Truth, however, frees me up to see the variables as they are, and puts me back in a position of choice and agency, which are the things that seem to be the scariest to lose in times such as this.
So I gave myself permission to ask a big scary question, and sit around long enough to hear the answer (you can stay under the covers for this exercise if you’d like)!
What am I afraid of, really?
For me, I am afraid…
- My kids or I will be sick and the symptoms will be so minor that we didn’t know it as coronavirus and unknowingly pass the virus along to someone whose immune system is impaired or unable to cope.
- I will spiral into anxiety and the baby I’m growing will be impacted by the increased amount of cortisol (stress hormone) in my system.
- My mom will get infected and not survive.
- My friends and neighbors who depend on hourly wages and community engagement to financially survive will be devastated as we’re advised to stay home for extended periods of time.

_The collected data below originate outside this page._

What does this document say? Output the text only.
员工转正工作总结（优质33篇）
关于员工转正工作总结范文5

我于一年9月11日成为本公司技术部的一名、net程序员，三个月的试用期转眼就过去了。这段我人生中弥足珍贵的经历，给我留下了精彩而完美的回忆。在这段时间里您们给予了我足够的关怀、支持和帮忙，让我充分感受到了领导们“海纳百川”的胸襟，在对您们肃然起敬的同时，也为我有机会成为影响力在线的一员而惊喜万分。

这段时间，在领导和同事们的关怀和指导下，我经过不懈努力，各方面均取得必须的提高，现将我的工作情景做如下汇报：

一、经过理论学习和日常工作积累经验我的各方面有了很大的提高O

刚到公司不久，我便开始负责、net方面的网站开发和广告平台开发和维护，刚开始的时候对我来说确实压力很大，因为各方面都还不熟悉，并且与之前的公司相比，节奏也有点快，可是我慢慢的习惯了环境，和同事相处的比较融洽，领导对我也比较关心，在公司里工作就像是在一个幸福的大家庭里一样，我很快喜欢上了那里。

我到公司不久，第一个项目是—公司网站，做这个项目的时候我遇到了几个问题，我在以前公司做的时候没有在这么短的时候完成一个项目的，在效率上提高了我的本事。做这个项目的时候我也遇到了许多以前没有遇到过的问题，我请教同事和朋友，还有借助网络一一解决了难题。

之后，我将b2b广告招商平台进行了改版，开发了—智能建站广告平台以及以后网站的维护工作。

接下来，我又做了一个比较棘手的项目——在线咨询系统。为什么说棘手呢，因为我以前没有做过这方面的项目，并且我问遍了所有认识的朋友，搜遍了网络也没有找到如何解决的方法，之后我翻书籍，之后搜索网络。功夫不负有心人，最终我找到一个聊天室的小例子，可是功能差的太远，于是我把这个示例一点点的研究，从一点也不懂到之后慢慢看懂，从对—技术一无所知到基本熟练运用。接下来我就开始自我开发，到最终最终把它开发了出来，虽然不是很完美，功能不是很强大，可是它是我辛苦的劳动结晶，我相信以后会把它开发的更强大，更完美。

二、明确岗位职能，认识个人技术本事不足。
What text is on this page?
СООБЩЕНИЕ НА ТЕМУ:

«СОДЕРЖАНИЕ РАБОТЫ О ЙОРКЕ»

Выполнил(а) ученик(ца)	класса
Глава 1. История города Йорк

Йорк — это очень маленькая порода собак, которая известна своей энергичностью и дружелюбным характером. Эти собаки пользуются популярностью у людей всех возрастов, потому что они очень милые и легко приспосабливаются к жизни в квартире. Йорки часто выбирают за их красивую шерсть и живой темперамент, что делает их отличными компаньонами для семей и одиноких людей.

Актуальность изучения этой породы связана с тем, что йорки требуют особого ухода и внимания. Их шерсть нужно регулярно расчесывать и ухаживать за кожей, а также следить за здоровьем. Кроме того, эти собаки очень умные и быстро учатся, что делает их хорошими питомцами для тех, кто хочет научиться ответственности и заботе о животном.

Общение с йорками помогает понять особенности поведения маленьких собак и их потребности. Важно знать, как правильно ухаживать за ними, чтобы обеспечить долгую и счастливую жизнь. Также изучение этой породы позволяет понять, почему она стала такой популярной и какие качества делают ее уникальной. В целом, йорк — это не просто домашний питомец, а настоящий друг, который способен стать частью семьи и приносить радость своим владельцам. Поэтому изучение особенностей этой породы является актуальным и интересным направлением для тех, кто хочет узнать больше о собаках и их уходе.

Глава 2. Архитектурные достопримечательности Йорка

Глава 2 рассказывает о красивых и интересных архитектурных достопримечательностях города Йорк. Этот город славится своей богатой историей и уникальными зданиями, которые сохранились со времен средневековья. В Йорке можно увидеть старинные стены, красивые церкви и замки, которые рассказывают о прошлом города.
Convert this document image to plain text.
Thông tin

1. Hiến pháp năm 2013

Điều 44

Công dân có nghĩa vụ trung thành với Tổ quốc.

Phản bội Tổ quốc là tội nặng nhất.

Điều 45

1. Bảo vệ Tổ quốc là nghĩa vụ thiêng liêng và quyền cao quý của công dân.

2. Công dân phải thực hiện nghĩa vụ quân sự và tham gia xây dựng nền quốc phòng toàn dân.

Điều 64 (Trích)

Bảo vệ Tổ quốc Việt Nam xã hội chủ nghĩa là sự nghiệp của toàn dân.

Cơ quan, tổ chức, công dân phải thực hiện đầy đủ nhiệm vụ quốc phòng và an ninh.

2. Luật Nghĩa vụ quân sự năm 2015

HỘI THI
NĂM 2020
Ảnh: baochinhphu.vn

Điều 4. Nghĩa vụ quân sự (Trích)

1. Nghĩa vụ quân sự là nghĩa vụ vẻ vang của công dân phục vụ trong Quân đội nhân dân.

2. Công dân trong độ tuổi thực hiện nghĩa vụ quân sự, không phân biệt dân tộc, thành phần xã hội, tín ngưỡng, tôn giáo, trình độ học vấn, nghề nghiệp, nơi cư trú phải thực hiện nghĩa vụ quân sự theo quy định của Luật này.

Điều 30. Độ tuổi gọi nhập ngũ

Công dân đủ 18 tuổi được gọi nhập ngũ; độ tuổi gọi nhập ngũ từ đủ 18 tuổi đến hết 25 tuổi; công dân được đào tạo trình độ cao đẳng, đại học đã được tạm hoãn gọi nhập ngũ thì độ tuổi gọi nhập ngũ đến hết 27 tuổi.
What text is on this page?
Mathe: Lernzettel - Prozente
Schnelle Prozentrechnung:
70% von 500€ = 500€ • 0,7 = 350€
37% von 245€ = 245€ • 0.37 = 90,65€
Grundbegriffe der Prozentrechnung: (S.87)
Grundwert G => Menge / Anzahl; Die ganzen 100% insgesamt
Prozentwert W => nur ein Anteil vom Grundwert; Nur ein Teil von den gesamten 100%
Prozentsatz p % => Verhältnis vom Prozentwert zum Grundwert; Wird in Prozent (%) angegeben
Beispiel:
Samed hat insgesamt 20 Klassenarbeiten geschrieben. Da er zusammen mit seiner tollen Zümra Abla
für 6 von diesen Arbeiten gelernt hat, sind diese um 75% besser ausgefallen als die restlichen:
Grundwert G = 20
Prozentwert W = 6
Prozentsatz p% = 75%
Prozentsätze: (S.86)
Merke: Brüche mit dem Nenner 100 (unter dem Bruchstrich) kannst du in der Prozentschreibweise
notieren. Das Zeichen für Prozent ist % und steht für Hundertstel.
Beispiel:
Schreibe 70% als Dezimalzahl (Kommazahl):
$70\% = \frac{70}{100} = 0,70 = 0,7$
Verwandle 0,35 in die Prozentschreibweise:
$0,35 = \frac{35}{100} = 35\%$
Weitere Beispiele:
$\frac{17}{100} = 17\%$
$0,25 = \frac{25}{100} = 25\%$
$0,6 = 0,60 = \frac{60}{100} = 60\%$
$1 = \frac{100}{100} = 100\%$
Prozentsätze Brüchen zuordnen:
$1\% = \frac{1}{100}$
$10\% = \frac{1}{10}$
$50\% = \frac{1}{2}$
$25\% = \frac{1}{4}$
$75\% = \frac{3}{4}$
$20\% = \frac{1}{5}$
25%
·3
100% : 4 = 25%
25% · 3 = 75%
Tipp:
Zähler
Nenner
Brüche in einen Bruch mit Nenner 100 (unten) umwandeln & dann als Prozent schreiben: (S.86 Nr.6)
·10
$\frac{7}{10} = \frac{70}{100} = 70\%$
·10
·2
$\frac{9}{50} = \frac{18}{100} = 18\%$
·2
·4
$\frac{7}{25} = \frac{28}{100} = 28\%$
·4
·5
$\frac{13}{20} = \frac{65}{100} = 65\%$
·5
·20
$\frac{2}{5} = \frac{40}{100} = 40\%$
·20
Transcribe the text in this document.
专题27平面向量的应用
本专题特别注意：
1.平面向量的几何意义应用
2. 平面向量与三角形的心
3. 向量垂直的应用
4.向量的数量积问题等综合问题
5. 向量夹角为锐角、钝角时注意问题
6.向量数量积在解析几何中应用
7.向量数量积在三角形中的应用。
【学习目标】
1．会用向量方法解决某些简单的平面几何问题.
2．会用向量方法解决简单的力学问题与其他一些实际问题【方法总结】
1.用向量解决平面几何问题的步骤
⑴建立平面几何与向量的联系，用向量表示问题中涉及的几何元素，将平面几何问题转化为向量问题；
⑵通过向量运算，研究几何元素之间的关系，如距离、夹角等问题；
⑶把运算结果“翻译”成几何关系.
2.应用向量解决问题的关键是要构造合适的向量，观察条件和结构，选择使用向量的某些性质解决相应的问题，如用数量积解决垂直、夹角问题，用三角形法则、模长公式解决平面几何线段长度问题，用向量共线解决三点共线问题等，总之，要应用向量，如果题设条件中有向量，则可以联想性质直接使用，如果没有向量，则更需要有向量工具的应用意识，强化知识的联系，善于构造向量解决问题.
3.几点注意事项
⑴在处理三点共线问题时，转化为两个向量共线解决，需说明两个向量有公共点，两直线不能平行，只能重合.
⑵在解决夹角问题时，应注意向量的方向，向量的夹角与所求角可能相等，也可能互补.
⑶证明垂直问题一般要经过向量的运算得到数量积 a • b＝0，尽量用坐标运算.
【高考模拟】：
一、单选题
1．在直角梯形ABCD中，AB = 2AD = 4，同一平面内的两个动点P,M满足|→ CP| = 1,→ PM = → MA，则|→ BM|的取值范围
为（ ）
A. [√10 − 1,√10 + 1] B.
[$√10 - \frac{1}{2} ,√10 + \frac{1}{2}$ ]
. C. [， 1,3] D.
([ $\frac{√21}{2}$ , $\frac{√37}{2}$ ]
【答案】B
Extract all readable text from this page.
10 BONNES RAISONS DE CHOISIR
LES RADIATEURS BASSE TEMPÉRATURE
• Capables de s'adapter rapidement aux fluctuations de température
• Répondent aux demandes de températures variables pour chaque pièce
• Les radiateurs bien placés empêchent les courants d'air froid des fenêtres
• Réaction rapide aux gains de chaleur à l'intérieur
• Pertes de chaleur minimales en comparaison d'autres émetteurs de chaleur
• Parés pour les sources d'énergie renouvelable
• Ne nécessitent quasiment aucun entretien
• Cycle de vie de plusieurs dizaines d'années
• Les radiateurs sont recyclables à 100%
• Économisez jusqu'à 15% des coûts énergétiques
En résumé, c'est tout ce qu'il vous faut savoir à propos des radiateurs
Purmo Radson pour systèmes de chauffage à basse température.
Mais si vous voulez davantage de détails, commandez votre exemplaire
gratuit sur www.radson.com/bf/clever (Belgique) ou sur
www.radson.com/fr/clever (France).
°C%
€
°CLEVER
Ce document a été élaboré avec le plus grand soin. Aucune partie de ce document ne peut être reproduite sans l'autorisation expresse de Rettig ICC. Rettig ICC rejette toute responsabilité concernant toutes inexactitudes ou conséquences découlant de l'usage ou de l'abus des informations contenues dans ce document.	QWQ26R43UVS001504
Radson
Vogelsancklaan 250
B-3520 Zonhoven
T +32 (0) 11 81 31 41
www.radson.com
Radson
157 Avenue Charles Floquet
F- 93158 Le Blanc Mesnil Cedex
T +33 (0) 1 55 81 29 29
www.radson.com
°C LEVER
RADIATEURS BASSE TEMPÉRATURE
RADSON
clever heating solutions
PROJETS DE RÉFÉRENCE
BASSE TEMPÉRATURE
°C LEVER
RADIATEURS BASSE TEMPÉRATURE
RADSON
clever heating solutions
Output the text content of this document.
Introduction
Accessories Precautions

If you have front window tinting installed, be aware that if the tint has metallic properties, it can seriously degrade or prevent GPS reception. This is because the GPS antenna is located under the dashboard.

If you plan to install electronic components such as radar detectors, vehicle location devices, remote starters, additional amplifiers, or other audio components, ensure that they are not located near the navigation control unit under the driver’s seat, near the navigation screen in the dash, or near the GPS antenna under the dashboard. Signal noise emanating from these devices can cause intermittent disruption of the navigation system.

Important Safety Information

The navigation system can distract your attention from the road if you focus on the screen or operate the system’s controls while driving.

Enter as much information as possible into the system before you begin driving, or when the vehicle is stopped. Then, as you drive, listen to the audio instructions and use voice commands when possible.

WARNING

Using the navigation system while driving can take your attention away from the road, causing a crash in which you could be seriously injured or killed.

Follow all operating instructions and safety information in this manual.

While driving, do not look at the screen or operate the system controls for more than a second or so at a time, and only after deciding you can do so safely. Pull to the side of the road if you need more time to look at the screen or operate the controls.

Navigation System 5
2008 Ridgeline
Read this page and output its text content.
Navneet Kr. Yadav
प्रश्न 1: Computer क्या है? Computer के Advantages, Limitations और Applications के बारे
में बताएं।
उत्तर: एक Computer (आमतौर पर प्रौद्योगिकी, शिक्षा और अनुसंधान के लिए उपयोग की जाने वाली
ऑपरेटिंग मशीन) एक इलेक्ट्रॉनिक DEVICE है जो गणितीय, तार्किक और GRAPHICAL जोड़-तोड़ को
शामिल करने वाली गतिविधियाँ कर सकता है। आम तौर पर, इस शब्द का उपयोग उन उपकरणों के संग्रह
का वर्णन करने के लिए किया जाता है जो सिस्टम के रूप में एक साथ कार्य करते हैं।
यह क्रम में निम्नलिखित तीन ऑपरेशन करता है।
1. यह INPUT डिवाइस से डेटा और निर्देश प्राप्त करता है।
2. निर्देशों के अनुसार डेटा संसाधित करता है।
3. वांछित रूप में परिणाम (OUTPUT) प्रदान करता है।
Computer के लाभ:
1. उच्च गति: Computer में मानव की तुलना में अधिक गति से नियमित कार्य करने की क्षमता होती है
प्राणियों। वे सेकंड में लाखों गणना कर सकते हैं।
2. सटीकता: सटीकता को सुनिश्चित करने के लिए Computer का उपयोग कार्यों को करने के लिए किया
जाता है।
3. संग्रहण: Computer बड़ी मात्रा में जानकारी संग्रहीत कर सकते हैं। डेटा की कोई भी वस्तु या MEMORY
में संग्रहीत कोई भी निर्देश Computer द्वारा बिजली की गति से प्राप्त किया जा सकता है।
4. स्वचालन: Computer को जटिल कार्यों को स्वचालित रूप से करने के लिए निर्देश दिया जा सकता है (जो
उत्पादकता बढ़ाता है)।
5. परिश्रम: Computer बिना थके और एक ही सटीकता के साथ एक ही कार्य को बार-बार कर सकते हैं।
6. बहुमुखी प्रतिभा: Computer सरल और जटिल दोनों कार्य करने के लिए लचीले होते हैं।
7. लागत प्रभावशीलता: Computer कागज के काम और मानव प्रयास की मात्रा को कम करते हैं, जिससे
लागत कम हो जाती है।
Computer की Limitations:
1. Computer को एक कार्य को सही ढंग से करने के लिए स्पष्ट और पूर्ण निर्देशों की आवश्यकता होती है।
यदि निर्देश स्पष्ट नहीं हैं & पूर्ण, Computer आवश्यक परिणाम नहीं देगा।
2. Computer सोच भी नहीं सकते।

Although I can’t control many of the outcomes I am afraid of, doing this exercise frees me up through the emotional granularity tool, “Name it to Tame it.”. When I’m in a heightened emotional state, I’m experiencing that primarily in the right side of the brain, and once my left side is engaged and can name the emotional experience as such, the right side (and therefore both sides) may calm down and make sense of the experience.
For me, I follow this exercise with self-compassion:
- “Leah, it is normal to be afraid of these things. This is a part of life. Other people are afraid right now too.” (experiencing common humanity)
- “What do I need to hear right now to express kindness to myself?… May I be patient as we navigate uncertainty.” (I do this with a hand on my chest to physically offer kindness to myself as well).
I pray that you and the one’s you love and neighbor are able to find peace amidst uncertainty in this unusual season; that you would allow yourself the gift of fully experiencing the emotions that arise and the practice of self-compassion as you move through them.
I’d love to hear from you as you practice these tools alongside me. Common humanity can be such a healing salve!